With this method, your metadata spreadsheet should contain only the portion of the value that changes, while the fixed portion is defined in the config YAML. The variable is represented in the YAML as $csv_value.

Example

You have a batch of 150 newspaper issues to ingest, all belonging to the same newspaper title. In field_extent, you would like to indicate the total number of pages in each issue, but each row of your metadata spreadsheet includes only the number and no mention of "pages".

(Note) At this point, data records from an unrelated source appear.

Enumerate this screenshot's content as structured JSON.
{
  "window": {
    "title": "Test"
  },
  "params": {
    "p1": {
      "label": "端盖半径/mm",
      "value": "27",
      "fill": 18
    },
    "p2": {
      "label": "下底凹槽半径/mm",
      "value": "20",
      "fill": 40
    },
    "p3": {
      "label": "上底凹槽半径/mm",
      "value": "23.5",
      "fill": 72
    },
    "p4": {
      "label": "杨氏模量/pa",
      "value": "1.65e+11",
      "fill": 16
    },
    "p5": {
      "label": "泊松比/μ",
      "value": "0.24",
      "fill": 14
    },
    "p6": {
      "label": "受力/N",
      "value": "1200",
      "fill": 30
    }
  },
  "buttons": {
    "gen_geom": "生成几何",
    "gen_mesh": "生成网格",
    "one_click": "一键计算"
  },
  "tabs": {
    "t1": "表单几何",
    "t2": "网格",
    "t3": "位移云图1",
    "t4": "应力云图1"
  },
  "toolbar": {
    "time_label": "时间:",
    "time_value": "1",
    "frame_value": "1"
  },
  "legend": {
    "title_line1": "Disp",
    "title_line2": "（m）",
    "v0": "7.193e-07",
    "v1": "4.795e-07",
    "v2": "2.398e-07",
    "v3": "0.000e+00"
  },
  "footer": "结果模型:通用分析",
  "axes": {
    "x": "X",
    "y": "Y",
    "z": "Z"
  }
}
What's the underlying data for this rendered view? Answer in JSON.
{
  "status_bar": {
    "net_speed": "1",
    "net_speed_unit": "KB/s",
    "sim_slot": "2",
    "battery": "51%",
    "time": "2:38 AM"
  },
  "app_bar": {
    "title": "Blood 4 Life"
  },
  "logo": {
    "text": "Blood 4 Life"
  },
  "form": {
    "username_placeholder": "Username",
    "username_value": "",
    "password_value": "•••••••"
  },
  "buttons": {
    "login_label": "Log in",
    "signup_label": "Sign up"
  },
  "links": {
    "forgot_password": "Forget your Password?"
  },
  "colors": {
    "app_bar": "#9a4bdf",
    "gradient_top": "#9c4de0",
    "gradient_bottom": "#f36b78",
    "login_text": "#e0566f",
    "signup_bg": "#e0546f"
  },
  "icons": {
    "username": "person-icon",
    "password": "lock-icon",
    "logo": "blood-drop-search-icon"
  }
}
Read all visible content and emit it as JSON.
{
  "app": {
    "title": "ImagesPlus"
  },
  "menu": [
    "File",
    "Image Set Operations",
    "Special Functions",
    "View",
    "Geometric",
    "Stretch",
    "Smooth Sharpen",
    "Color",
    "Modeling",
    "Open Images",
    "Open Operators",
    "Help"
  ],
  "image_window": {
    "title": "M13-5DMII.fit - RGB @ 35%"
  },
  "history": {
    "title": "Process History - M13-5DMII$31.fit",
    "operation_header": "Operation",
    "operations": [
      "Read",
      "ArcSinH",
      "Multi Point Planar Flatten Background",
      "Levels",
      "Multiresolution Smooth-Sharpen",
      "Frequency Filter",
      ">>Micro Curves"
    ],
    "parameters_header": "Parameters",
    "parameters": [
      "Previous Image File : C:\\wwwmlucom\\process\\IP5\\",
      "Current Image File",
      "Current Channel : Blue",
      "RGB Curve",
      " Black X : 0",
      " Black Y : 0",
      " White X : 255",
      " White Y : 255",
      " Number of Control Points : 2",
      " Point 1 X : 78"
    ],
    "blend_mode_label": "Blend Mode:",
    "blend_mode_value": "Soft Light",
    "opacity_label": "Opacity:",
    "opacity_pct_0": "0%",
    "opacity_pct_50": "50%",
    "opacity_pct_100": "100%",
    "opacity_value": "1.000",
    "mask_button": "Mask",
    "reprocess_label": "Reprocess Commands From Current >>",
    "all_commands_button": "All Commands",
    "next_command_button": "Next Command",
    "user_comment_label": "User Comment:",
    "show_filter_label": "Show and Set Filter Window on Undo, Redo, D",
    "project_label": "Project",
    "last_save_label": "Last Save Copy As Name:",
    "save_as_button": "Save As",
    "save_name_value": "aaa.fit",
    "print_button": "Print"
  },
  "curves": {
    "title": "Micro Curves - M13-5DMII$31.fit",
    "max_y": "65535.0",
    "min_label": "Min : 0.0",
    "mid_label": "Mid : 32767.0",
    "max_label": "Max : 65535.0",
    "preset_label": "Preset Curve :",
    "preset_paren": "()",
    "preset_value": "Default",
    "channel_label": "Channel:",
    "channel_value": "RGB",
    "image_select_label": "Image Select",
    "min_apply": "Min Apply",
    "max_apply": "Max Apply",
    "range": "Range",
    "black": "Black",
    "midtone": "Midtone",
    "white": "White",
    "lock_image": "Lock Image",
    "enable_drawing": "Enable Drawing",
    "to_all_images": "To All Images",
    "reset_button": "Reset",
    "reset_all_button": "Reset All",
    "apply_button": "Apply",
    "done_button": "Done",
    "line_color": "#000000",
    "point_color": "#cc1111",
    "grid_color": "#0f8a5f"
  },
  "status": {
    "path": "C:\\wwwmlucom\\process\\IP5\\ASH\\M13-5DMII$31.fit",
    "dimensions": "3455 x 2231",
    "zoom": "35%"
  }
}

You add the following to your config YAML:

csv_value_templates:
 - field_extent: $csv_value pages

A particularly efficient use of value templates is with Paragraph fields. For field_origin_information in particular, there will likely be subfields that repeat for every object in your batch while others, like field_date_issued, vary.

Example

You have opted to include metadata for only 4 of the subfields in the Origin Information Paragraph and have nulled the rest. The Origin Information section of your YAML file looks as follows:

paragraph_fields:
node:
    field_origin_information:
    type: origin_information
    field_order:
        - field_event_type
        - field_place
        - field_date_issued
#        - field_date_captured
#        - field_other_date
#        - field_copyright_date
        - field_publisher
#        - field_edition
#        - field_issuance
#        - field_frequency
Of the 4 subfields in use, only field_date_issued differs for each object. This is reflected in your value templates section:

csv_value_templates:
 - field_extent: $csv_value pages
 - field_origin_information: publication:Vancouver (B.C.):$csv_value:Very Good Press

With these templates, every object in your batch will have:

  • publication as the event type,
  • Vancouver (B.C.) as the place of publication,
  • Very Good Press as the publisher.

The only value pulled from your spreadsheet is the date. As a result, the field_origin_information column in your CSV only contains dates in YYYY-MM-DD format.